One way to ensure consistent returns is by finding passive income in dividend-paying stocks. When the market dips, you still get to collect monthly or quarterly dividend cheques. Here are three top dividend stocks to buy for December and beyond.
A top real estate stock for passive income
During inflationary environments real estate tends to do well. That is certainly the case for BSR REIT (TSX:HOM.U). It operates a high-quality, multi-family apartment portfolio in the U.S. sunbelt states. For the past few years, the REIT has been positioning its portfolio in some of the top American municipalities for population growth and economic strength.
Consequently, elevated apartment demand in these regions has been fuelling double-digit rental rate growth. Secular apartment demand should support years of organic cash flow growth from its properties. Likewise, this REIT has a great balance sheet with lots of liquidity to deploy into acquisitions.
Today, at US$17 per share, this stock pays a monthly distribution of US$0.0417 per unit. That is a yield equal to around 3%. For passive income and solid asset growth, BSR is a great stock to own now and for the long-run.
The highest yielding passive income stock on the TSX
For a passive income stock with a higher dividend yield, Enbridge (TSX:ENB)(NYSE:ENB) is a good bet. Its stock is down about 5% over this month. Today, it is paying a 7.15% dividend yield. That is equal to an $0.86 per share dividend every quarter.
Enbridge has a diverse portfolio of pipelines, gas utilities, storage and export terminals, processing facilities and even renewable power assets. In fact, it is becoming an energy company for now and the greener future. Its assets generally capture reliable, consistent cash flows.
This should help support mid-single digit dividend growth for several years to come. For an attractive dividend and some moderate upside, this is a good stock to own.

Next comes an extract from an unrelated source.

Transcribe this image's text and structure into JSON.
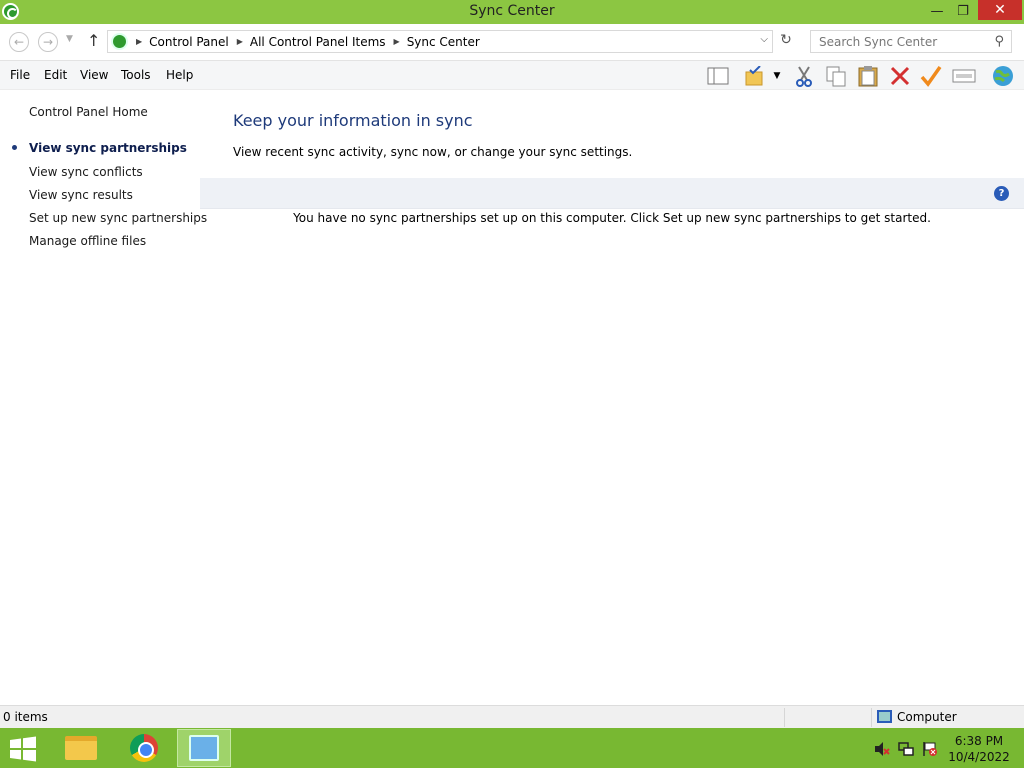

A top energy dividend-growth stock
Commodities like oil tend to perform well during inflationary environments like we are currently experiencing. So for a direct play on energy, passive income investors won’t find any better stock than Canadian Natural Resources (TSX:CNQ)(NYSE:CNQ).
Over the past few days, it has pulled back by over 5%. Currently, it pays a nice 4.5% dividend. While CNQ is not the cheapest oil stock, it has one of the most reliable dividends in the sector. In fact, it is one of the only energy stocks that maintained and raised its dividend through the 2020 oil crash.
It has great long-life assets that support a very low-cost of energy production. With oil over US$70, it is producing a lot of free cash flow. This stability has supported very strong dividend growth. Since 2012, it has grown its dividend by an 18% compounded annual growth rate (CAGR). Considering the world is experiencing an energy crisis, CNQ should be a solid passive income stock to buy for 2022 and beyond.